Decision Report 202107450

  • Case ref:
    202107450
  • Date:
    November 2024
  • Body:
    Tayside NHS Board
  • Sector:
    Health
  • Outcome:
    Upheld, recommendations
  • Subject:
    Clinical treatment / diagnosis

Summary

C complained about the care and treatment provided to their late parent (A). Scans revealed findings that were suggestive of bladder cancer. Over a number of further admissions, A received treatment to resect (remove) a bladder tumour, fit and remove catheters, treat infection and generally manage A’s condition. Eventually, it was decided that A’s condition should be managed palliatively, and A was discharged home.

C complained that the medical and nursing care and treatment A received from the board was unreasonable and that the communication with A and their family was unreasonable.

The board said that A was not medically or psychologically fit for further management of their condition and they were not a candidate for chemotherapy or radiotherapy. A was referred to palliative care once it was identified that they were also not a candidate for surgery. The board said A chose not to share their diagnosis for a number of weeks and were unwilling for discussions to take place with their family.

We took independent clinical advice from a consultant urologist (specialists in he male and female urinary tract, and the male reproductive organs) and a registered nurse. We found that the surgical care was of a reasonable standard and that the board adopted a holistic approach. However there was a failure to detect the bladder tumour when it was initially suspected and a failure to follow up with A about their nephrostomy (a thin tube inserted through the skin directly into the kidney to allow urine to drain into an external drainage bag) and JJ stents (a thin flexible tube placed to help urine flow). We also found that there was a delay in organising an inpatient CT scan, failures in relation to discharge planning and a failure to care for A’s skin and pressure damage.

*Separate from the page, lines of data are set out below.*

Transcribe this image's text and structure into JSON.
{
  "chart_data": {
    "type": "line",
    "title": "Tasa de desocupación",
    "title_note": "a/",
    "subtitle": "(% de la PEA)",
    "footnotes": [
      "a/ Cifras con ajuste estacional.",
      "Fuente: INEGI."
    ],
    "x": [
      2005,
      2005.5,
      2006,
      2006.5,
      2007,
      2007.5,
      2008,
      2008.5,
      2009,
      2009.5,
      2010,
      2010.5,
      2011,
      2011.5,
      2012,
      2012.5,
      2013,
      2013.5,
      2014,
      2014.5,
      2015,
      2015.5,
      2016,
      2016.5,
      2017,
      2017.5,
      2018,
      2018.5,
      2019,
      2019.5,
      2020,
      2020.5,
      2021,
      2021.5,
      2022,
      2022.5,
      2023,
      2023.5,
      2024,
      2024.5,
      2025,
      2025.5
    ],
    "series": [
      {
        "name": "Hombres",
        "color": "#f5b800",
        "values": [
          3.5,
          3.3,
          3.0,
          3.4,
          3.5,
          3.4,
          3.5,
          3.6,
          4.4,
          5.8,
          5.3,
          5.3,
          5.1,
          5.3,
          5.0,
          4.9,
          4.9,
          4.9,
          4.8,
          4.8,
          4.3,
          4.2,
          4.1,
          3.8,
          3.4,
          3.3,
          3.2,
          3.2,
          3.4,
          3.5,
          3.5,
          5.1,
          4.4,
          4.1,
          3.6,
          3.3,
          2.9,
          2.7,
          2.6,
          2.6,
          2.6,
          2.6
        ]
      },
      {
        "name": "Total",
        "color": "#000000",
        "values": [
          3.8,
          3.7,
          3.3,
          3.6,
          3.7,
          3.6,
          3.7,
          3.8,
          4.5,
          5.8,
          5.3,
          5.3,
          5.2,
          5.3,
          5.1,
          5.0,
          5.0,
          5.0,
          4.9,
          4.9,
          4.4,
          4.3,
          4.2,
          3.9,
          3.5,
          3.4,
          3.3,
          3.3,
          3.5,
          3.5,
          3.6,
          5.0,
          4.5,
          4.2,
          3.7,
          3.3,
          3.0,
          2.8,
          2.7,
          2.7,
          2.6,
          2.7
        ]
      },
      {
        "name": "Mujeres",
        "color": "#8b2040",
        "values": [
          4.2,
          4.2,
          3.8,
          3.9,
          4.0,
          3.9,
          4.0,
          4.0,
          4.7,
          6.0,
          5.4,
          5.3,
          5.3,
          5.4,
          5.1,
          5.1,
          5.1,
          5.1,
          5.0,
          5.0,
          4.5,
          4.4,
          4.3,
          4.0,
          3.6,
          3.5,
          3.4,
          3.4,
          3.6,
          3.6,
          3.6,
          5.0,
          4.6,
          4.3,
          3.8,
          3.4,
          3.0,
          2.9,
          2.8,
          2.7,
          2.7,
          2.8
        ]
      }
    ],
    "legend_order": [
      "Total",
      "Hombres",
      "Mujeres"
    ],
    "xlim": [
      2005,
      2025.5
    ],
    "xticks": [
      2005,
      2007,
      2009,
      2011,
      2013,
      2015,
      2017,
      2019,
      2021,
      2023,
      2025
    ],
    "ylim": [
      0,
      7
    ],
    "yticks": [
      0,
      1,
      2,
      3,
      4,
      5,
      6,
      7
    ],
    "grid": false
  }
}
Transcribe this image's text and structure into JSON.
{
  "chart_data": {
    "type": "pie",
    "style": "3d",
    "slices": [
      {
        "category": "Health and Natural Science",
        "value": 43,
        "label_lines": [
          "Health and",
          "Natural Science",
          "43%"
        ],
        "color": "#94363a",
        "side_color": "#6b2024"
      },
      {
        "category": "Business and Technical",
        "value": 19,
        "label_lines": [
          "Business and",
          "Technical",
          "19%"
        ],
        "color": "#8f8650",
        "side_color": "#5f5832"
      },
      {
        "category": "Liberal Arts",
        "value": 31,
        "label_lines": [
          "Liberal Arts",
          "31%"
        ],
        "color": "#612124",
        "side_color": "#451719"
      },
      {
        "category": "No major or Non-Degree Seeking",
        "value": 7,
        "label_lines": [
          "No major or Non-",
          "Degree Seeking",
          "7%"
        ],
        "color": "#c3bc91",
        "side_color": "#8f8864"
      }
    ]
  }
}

In relation to communication, we found that the board failed to tell A that there was a suspicion of bladder cancer at an appropriate time and it was unreasonable for the board not to communicate with A’s family when arranging discharge.

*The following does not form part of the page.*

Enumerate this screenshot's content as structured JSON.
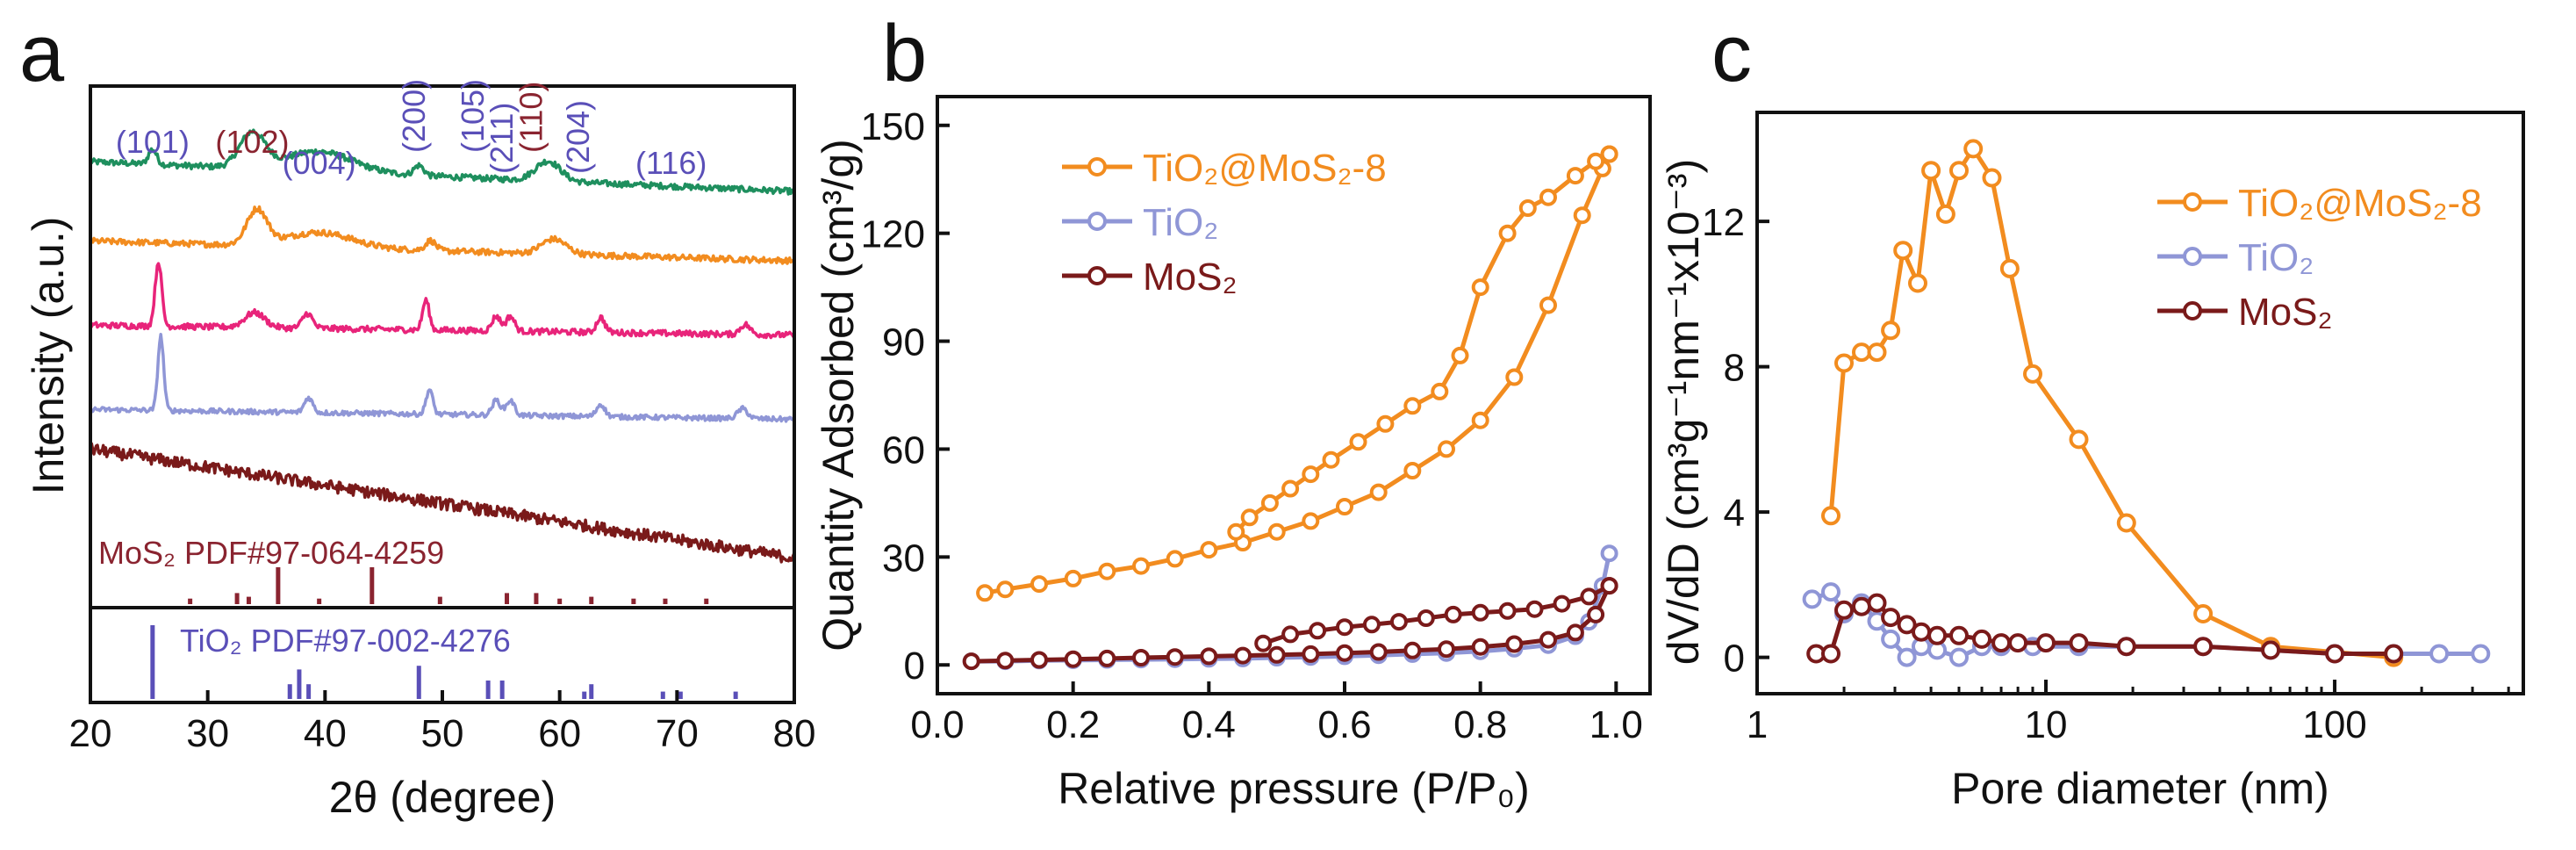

We considered that the board failed to provide reasonable care and treatment to A and failed to communicate reasonably with A. Therefore, we upheld these parts of C’s complaint.

C complained that the board failed to handle their complaint reasonably. We found that the board’s investigation and response contained a number of factual inaccuracies, particularly with the accuracy of dates and order of events, and that important information was omitted from the response. Therefore, we upheld this part of C’s complaint.

Recommendations

What we asked the organisation to do in this case:

  • Apologise to C for failing to provide reasonable care and treatment to A, failing to communicate reasonably with A and their family, and failing to provide a reasonable response to C’s complaints. The apology should meet the standards set out in the SPSO guidelines on apology available at www.spso.org.uk/information-leaflets.

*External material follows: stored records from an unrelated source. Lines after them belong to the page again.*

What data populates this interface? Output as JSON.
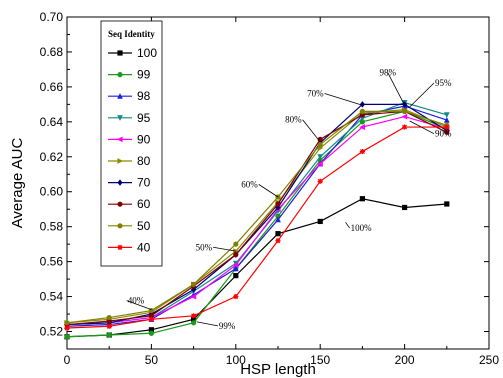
{
  "chart_data": {
    "type": "line",
    "title": "",
    "xlabel": "HSP length",
    "ylabel": "Average AUC",
    "xlim": [
      0,
      250
    ],
    "ylim": [
      0.51,
      0.7
    ],
    "xticks": [
      0,
      50,
      100,
      150,
      200,
      250
    ],
    "yticks": [
      0.52,
      0.54,
      0.56,
      0.58,
      0.6,
      0.62,
      0.64,
      0.66,
      0.68,
      0.7
    ],
    "ytick_labels": [
      "0.52",
      "0.54",
      "0.56",
      "0.58",
      "0.60",
      "0.62",
      "0.64",
      "0.66",
      "0.68",
      "0.70"
    ],
    "x": [
      0,
      25,
      50,
      75,
      100,
      125,
      150,
      175,
      200,
      225
    ],
    "grid": false,
    "legend": {
      "title": "Seq Identity",
      "placement": "top-left"
    },
    "series": [
      {
        "name": "100",
        "color": "#000000",
        "marker": "square",
        "values": [
          0.517,
          0.518,
          0.521,
          0.527,
          0.552,
          0.576,
          0.583,
          0.596,
          0.591,
          0.593
        ]
      },
      {
        "name": "99",
        "color": "#1a9a1a",
        "marker": "circle",
        "values": [
          0.517,
          0.518,
          0.519,
          0.525,
          0.556,
          0.586,
          0.618,
          0.64,
          0.646,
          0.636
        ]
      },
      {
        "name": "98",
        "color": "#1f1fe0",
        "marker": "triangle-up",
        "values": [
          0.523,
          0.524,
          0.527,
          0.541,
          0.556,
          0.584,
          0.616,
          0.644,
          0.649,
          0.641
        ]
      },
      {
        "name": "95",
        "color": "#138a8a",
        "marker": "triangle-down",
        "values": [
          0.524,
          0.525,
          0.528,
          0.543,
          0.559,
          0.589,
          0.62,
          0.642,
          0.651,
          0.644
        ]
      },
      {
        "name": "90",
        "color": "#ff00ff",
        "marker": "triangle-left",
        "values": [
          0.524,
          0.525,
          0.528,
          0.54,
          0.558,
          0.59,
          0.616,
          0.637,
          0.643,
          0.636
        ]
      },
      {
        "name": "80",
        "color": "#8c8c00",
        "marker": "triangle-right",
        "values": [
          0.525,
          0.527,
          0.531,
          0.547,
          0.566,
          0.594,
          0.625,
          0.645,
          0.647,
          0.637
        ]
      },
      {
        "name": "70",
        "color": "#00007a",
        "marker": "diamond",
        "values": [
          0.524,
          0.525,
          0.53,
          0.544,
          0.564,
          0.591,
          0.628,
          0.65,
          0.65,
          0.635
        ]
      },
      {
        "name": "60",
        "color": "#800000",
        "marker": "circle",
        "values": [
          0.524,
          0.526,
          0.529,
          0.546,
          0.564,
          0.593,
          0.63,
          0.644,
          0.646,
          0.634
        ]
      },
      {
        "name": "50",
        "color": "#808000",
        "marker": "circle",
        "values": [
          0.525,
          0.528,
          0.532,
          0.547,
          0.57,
          0.597,
          0.627,
          0.646,
          0.646,
          0.638
        ]
      },
      {
        "name": "40",
        "color": "#ff0000",
        "marker": "star",
        "values": [
          0.522,
          0.523,
          0.527,
          0.529,
          0.54,
          0.572,
          0.606,
          0.623,
          0.637,
          0.637
        ]
      }
    ],
    "annotations": [
      {
        "text": "40%",
        "x": 50,
        "y": 0.5325,
        "tx": 36,
        "ty": 0.536,
        "anchor": "start"
      },
      {
        "text": "50%",
        "x": 100,
        "y": 0.566,
        "tx": 86,
        "ty": 0.5665,
        "anchor": "end"
      },
      {
        "text": "60%",
        "x": 125,
        "y": 0.597,
        "tx": 113,
        "ty": 0.6025,
        "anchor": "end"
      },
      {
        "text": "70%",
        "x": 175,
        "y": 0.6495,
        "tx": 152,
        "ty": 0.6545,
        "anchor": "end"
      },
      {
        "text": "80%",
        "x": 150,
        "y": 0.6285,
        "tx": 139,
        "ty": 0.6395,
        "anchor": "end"
      },
      {
        "text": "98%",
        "x": 200,
        "y": 0.6495,
        "tx": 190,
        "ty": 0.6665,
        "anchor": "middle"
      },
      {
        "text": "95%",
        "x": 203,
        "y": 0.6485,
        "tx": 218,
        "ty": 0.6605,
        "anchor": "start"
      },
      {
        "text": "90%",
        "x": 203,
        "y": 0.6405,
        "tx": 218,
        "ty": 0.6315,
        "anchor": "start"
      },
      {
        "text": "100%",
        "x": 165,
        "y": 0.5825,
        "tx": 168,
        "ty": 0.5775,
        "anchor": "start"
      },
      {
        "text": "99%",
        "x": 77,
        "y": 0.5255,
        "tx": 90,
        "ty": 0.5215,
        "anchor": "start"
      }
    ]
  }
}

What we said should change to put things right in future:

  • Discharge planning should take into account the patient’s ability and motivation to complete required self-care tasks such as catheter and nephrostomy care. Patients should be issued with a copy of the discharge letter where appropriate. When a patient does not live independently family members should be informed of their discharge to ensure there is appropriate care in place.
  • There should be nurse specialist support for patients with urological cancers. Nurse specialists should contact the patient within a reasonable timescale. Patients should be assessed to ensure suitability before phone consultations are carried out. Patients should be supported, where possible, when bad news is being communicated to them. Relevant updates should be given to a patient in a timely manner.
  • There should be adequate trainee supervision during surgical procedures in keeping with the trainee’s experience. Patients should be informed of investigation findings if they are suspicious of a cancer diagnosis. When there is a suspicion of cancer further investigations should be carried out with due diligence. Relevant findings should be discussed with the patient and recorded in the medical notes.
  • A pathway should be in place to ensure that patients with nephrostomies and/or JJ-stent are followed-up in line with best practice time frames.
  • Inpatient scans should be carried out within a reasonable time frame.
  • Wound charts should be in place for pressure wounds and there should be subsequent weekly assessments. Care rounding should be delivered to the frequency required to prevent pressure damage. Patients should be appropriately moved position to avoid worsening pressure damage.

In relation to complaints handling, we recommended:

  • Complaint responses should be factually accurate. Details such as dates and the order of events should be supported by what is recorded in the medical records, and these should be checked for accuracy before the response is issued. Complaint responses should be completed in line with the NHS Model Complaints Handling Procedure.

We have asked the organisation to provide us with evidence that they have implemented the recommendations we have made on this case by the deadline we set.